PROCESSO LICITATÓRIO
O processo de licitação demandou mais tempo em razão da complexidade técnica da obra e da adoção do modelo de contratação integrada, que exige estudos detalhados, ajustes técnicos e adequações legais antes da publicação do edital. Esse formato prevê que a empresa vencedora seja responsável tanto pela elaboração do projeto executivo quanto pela execução da obra, garantindo maior integração entre as etapas e mais segurança técnica ao empreendimento.
FASE DE LICITAÇÃO
A licitação foi realizada na modalidade contratação integrada, com aviso publicado em 7 de julho de 2025, e recebimento e abertura das propostas em 9 de outubro, conduzida pela Superintendência Estadual de Licitações (Supel). A Concorrência Eletrônica nº 90267/2024 foi finalizada em 31 de outubro de 2025, e homologada em 13 de novembro, do mesmo ano. Todas as peças licitadas do anteprojeto encontram-se disponibilizadas no portal da Supel.

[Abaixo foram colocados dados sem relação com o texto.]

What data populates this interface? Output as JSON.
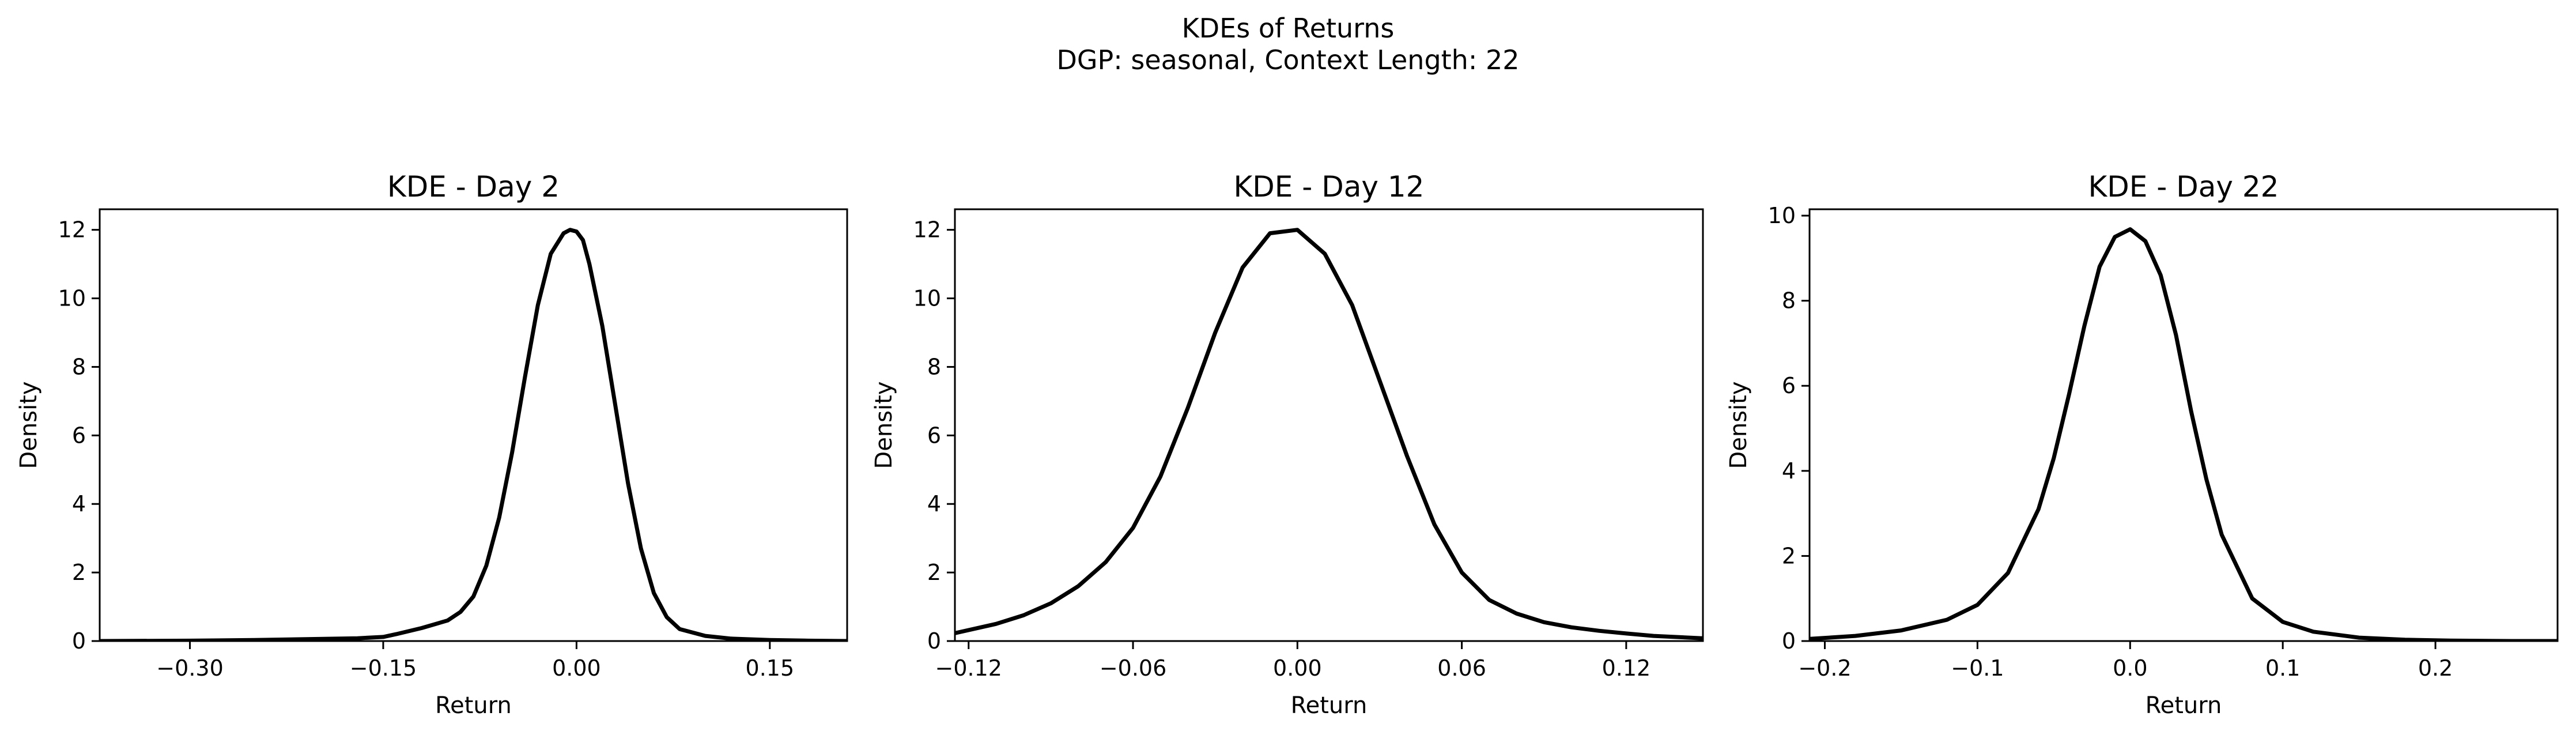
{
  "figure": {
    "suptitle_line1": "KDEs of Returns",
    "suptitle_line2": "DGP: seasonal, Context Length: 22"
  },
  "chart_data": [
    {
      "type": "line",
      "title": "KDE - Day 2",
      "xlabel": "Return",
      "ylabel": "Density",
      "xlim": [
        -0.37,
        0.21
      ],
      "ylim": [
        0,
        12.6
      ],
      "xticks": [
        -0.3,
        -0.15,
        0.0,
        0.15
      ],
      "xtick_labels": [
        "−0.30",
        "−0.15",
        "0.00",
        "0.15"
      ],
      "yticks": [
        0,
        2,
        4,
        6,
        8,
        10,
        12
      ],
      "ytick_labels": [
        "0",
        "2",
        "4",
        "6",
        "8",
        "10",
        "12"
      ],
      "line_color": "#000000",
      "series": [
        {
          "x": [
            -0.37,
            -0.3,
            -0.25,
            -0.2,
            -0.17,
            -0.15,
            -0.14,
            -0.12,
            -0.1,
            -0.09,
            -0.08,
            -0.07,
            -0.06,
            -0.05,
            -0.04,
            -0.03,
            -0.02,
            -0.01,
            -0.005,
            0.0,
            0.005,
            0.01,
            0.02,
            0.03,
            0.04,
            0.05,
            0.06,
            0.07,
            0.08,
            0.1,
            0.12,
            0.15,
            0.18,
            0.21
          ],
          "y": [
            0.0,
            0.01,
            0.03,
            0.06,
            0.08,
            0.12,
            0.2,
            0.38,
            0.6,
            0.85,
            1.3,
            2.2,
            3.6,
            5.5,
            7.7,
            9.8,
            11.3,
            11.9,
            12.0,
            11.95,
            11.7,
            11.0,
            9.2,
            6.9,
            4.6,
            2.7,
            1.4,
            0.7,
            0.35,
            0.15,
            0.07,
            0.03,
            0.01,
            0.0
          ]
        }
      ]
    },
    {
      "type": "line",
      "title": "KDE - Day 12",
      "xlabel": "Return",
      "ylabel": "Density",
      "xlim": [
        -0.125,
        0.148
      ],
      "ylim": [
        0,
        12.6
      ],
      "xticks": [
        -0.12,
        -0.06,
        0.0,
        0.06,
        0.12
      ],
      "xtick_labels": [
        "−0.12",
        "−0.06",
        "0.00",
        "0.06",
        "0.12"
      ],
      "yticks": [
        0,
        2,
        4,
        6,
        8,
        10,
        12
      ],
      "ytick_labels": [
        "0",
        "2",
        "4",
        "6",
        "8",
        "10",
        "12"
      ],
      "line_color": "#000000",
      "series": [
        {
          "x": [
            -0.125,
            -0.11,
            -0.1,
            -0.09,
            -0.08,
            -0.07,
            -0.06,
            -0.05,
            -0.04,
            -0.03,
            -0.02,
            -0.01,
            0.0,
            0.01,
            0.02,
            0.03,
            0.04,
            0.05,
            0.06,
            0.07,
            0.08,
            0.09,
            0.1,
            0.11,
            0.12,
            0.13,
            0.148
          ],
          "y": [
            0.23,
            0.5,
            0.75,
            1.1,
            1.6,
            2.3,
            3.3,
            4.8,
            6.8,
            9.0,
            10.9,
            11.9,
            12.0,
            11.3,
            9.8,
            7.6,
            5.4,
            3.4,
            2.0,
            1.2,
            0.8,
            0.55,
            0.4,
            0.3,
            0.22,
            0.15,
            0.08
          ]
        }
      ]
    },
    {
      "type": "line",
      "title": "KDE - Day 22",
      "xlabel": "Return",
      "ylabel": "Density",
      "xlim": [
        -0.21,
        0.28
      ],
      "ylim": [
        0,
        10.15
      ],
      "xticks": [
        -0.2,
        -0.1,
        0.0,
        0.1,
        0.2
      ],
      "xtick_labels": [
        "−0.2",
        "−0.1",
        "0.0",
        "0.1",
        "0.2"
      ],
      "yticks": [
        0,
        2,
        4,
        6,
        8,
        10
      ],
      "ytick_labels": [
        "0",
        "2",
        "4",
        "6",
        "8",
        "10"
      ],
      "line_color": "#000000",
      "series": [
        {
          "x": [
            -0.21,
            -0.18,
            -0.15,
            -0.12,
            -0.1,
            -0.08,
            -0.06,
            -0.05,
            -0.04,
            -0.03,
            -0.02,
            -0.01,
            0.0,
            0.01,
            0.02,
            0.03,
            0.04,
            0.05,
            0.06,
            0.08,
            0.1,
            0.12,
            0.15,
            0.18,
            0.21,
            0.25,
            0.28
          ],
          "y": [
            0.05,
            0.12,
            0.25,
            0.5,
            0.85,
            1.6,
            3.1,
            4.3,
            5.8,
            7.4,
            8.8,
            9.5,
            9.68,
            9.4,
            8.6,
            7.2,
            5.4,
            3.8,
            2.5,
            1.0,
            0.45,
            0.22,
            0.08,
            0.03,
            0.01,
            0.0,
            0.0
          ]
        }
      ]
    }
  ]
}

Atualmente, o processo encontra-se na Caixa Econômica Federal (CEF) para análise do certame licitatório que, após aprovação e liberação do repasse financeiro, será empenhado e formalizado o contrato.

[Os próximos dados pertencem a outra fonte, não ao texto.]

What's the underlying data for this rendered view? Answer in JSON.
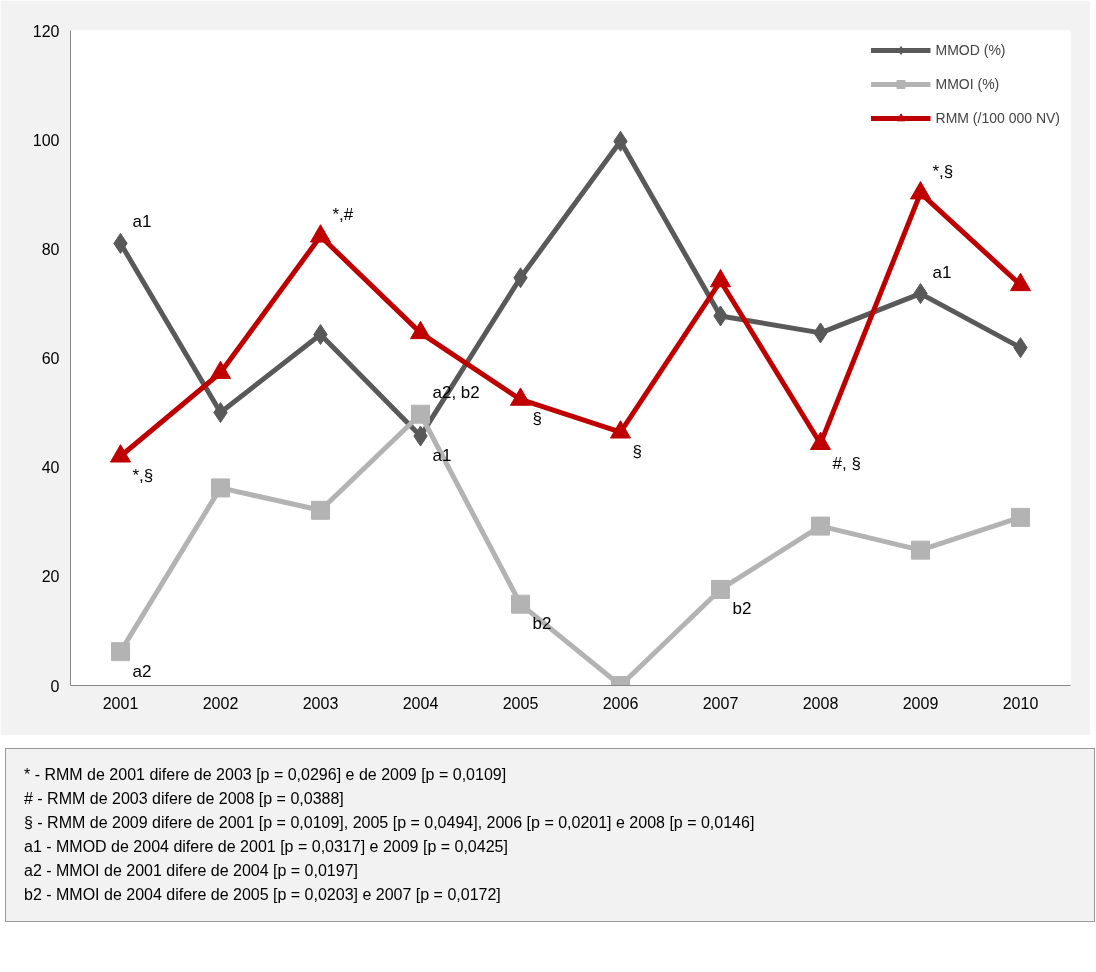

De acordo com o secretário da Seosp, Elias Rezende, o início efetivo da reforma depende da conclusão dessas etapas. “O início das obras está condicionado à assinatura do contrato e à finalização do projeto executivo, que se encontra em fase final de elaboração. Após a aprovação técnica do projeto, será emitida a ordem de serviço para o início da reforma”, destacou.
A previsão apresentada pela empresa vencedora é de que a primeira etapa seja concluída em até 14 meses, após a emissão da ordem de serviço.
PRIMEIRA ETAPA
A 1° etapa da reforma e ampliação do estádio prevê a modernização do conjunto existente, com reforma da estrutura atual, implantação de estacionamento, melhorias no passeio público e requalificação da Praça da Castanheira, preservando o bem tombado e criando um espaço público acessível e de convivência.
Internamente, o projeto contempla a modernização das arquibancadas, com cadeiras retráteis antivandalismo, reorganização dos acessos, implantação de catracas, banheiros, vestiários e áreas operacionais, além de espaços para imprensa, transmissão, Árbitro Assistente de Vídeo (VAR), área VIP, camarotes, áreas administrativas e atendimento médico.
As fachadas serão revitalizadas com fechamentos modernos, cobertura metálica, criação de lojas de clubes e melhorias na iluminação. Todo o projeto segue normas de acessibilidade, segurança e os requisitos técnicos do Manual de Arenas de Futebol da Federação Internacional de Futebol Associação (FIFA), do Corpo de Bombeiros Militar de Rondônia (CBMRO) e demais legislações vigentes.
O modelo de contratação prevê que a empresa vencedora seja responsável, tanto pela elaboração do projeto executivo, quanto pela execução das obras. Assim, todo o projeto da primeira etapa será desenvolvido pela empresa contratada que ficará responsável pela elaboração e adequação dos projetos básico e executivo de arquitetura e engenharia, assegurando o atendimento às normas de acessibilidade, segurança, eficiência energética, sustentabilidade, às exigências de trânsito para o estacionamento e à preservação do patrimônio histórico.